Marak Pembajakan dan Barang Palsu, Indonesia Masuk Daftar Pengawasan AS

9 hours ago 13

Liputan6.com, Jakarta - Indonesia kembali menjadi sorotan dalam laporan tahunan Special 301 Report 2026 yang dirilis oleh Office of the United States Trade Representative (USTR). Dalam laporan tersebut, Indonesia masuk dalam kategori Priority Watch List, yang berarti masih menghadapi tantangan serius dalam perlindungan dan penegakan hak kekayaan intelektual (HKI).

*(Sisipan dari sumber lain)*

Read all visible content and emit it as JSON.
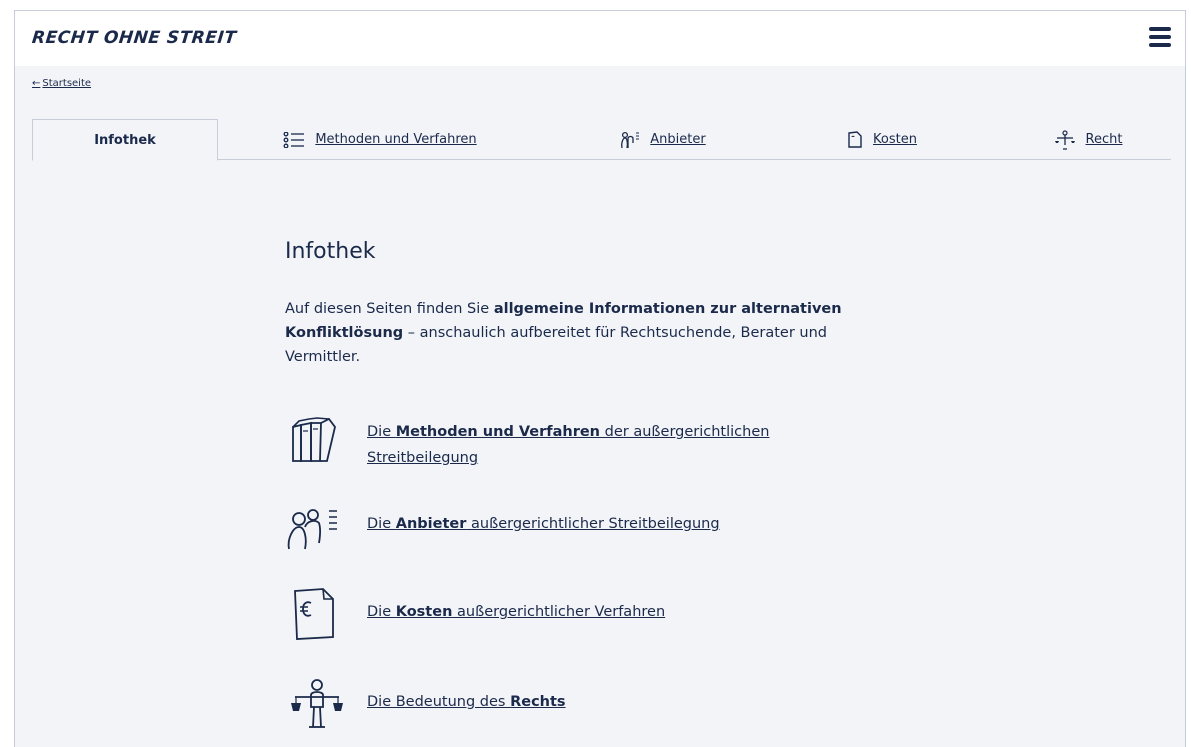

Dikutip dari laporan tersebut, Minggu (3/5/2026), USTR menyebut, daftar ini mencakup negara-negara yang dinilai memiliki permasalahan signifikan terkait perlindungan hak cipta, paten, hingga merek dagang. Selain Indonesia, sejumlah negara lain yang juga masuk dalam kategori ini antara lain China, India, Rusia, Chile, dan Venezuela.

“American innovators, creators, and brand owners rely on robust IP protection and enforcement,” kata Ambassador Rick Switzer dalam pernyataannya.

Laporan ini merupakan evaluasi tahunan terhadap lebih dari 100 mitra dagang Amerika Serikat, yang bertujuan menilai efektivitas perlindungan HKI di berbagai negara.

Sorotan pada Penegakan Hukum dan Pembajakan

Masuknya Indonesia dalam Priority Watch List menunjukkan masih adanya pekerjaan rumah besar, terutama dalam aspek penegakan hukum terhadap pelanggaran HKI.

Sejumlah isu yang kerap disorot meliputi:

  • Tingginya pembajakan konten digital
  • Peredaran barang palsu
  • Lemahnya penindakan terhadap pelanggaran hak cipta

USTR menegaskan akan terus melakukan pendekatan intensif kepada negara-negara dalam daftar tersebut untuk mendorong perbaikan kebijakan dan praktik di lapangan.

“Using all the enforcement tools we have to address unfair trade practices is a top priority,” ujar Ambassador Jamieson Greer.

Selain Indonesia, Vietnam bahkan ditetapkan sebagai Priority Foreign Country, kategori paling serius dalam laporan tersebut.

Dampak bagi Indonesia dan Tantangan ke Depan

Status Priority Watch List bukan sekadar label, tetapi juga membawa implikasi terhadap hubungan dagang Indonesia dengan Amerika Serikat.

Dengan status ini, Indonesia berpotensi menghadapi:

  • Tekanan diplomatik untuk memperbaiki regulasi HKI
  • Evaluasi lebih ketat dalam kerja sama perdagangan
  • Pengaruh terhadap iklim investasi, terutama di sektor kreatif dan teknologi.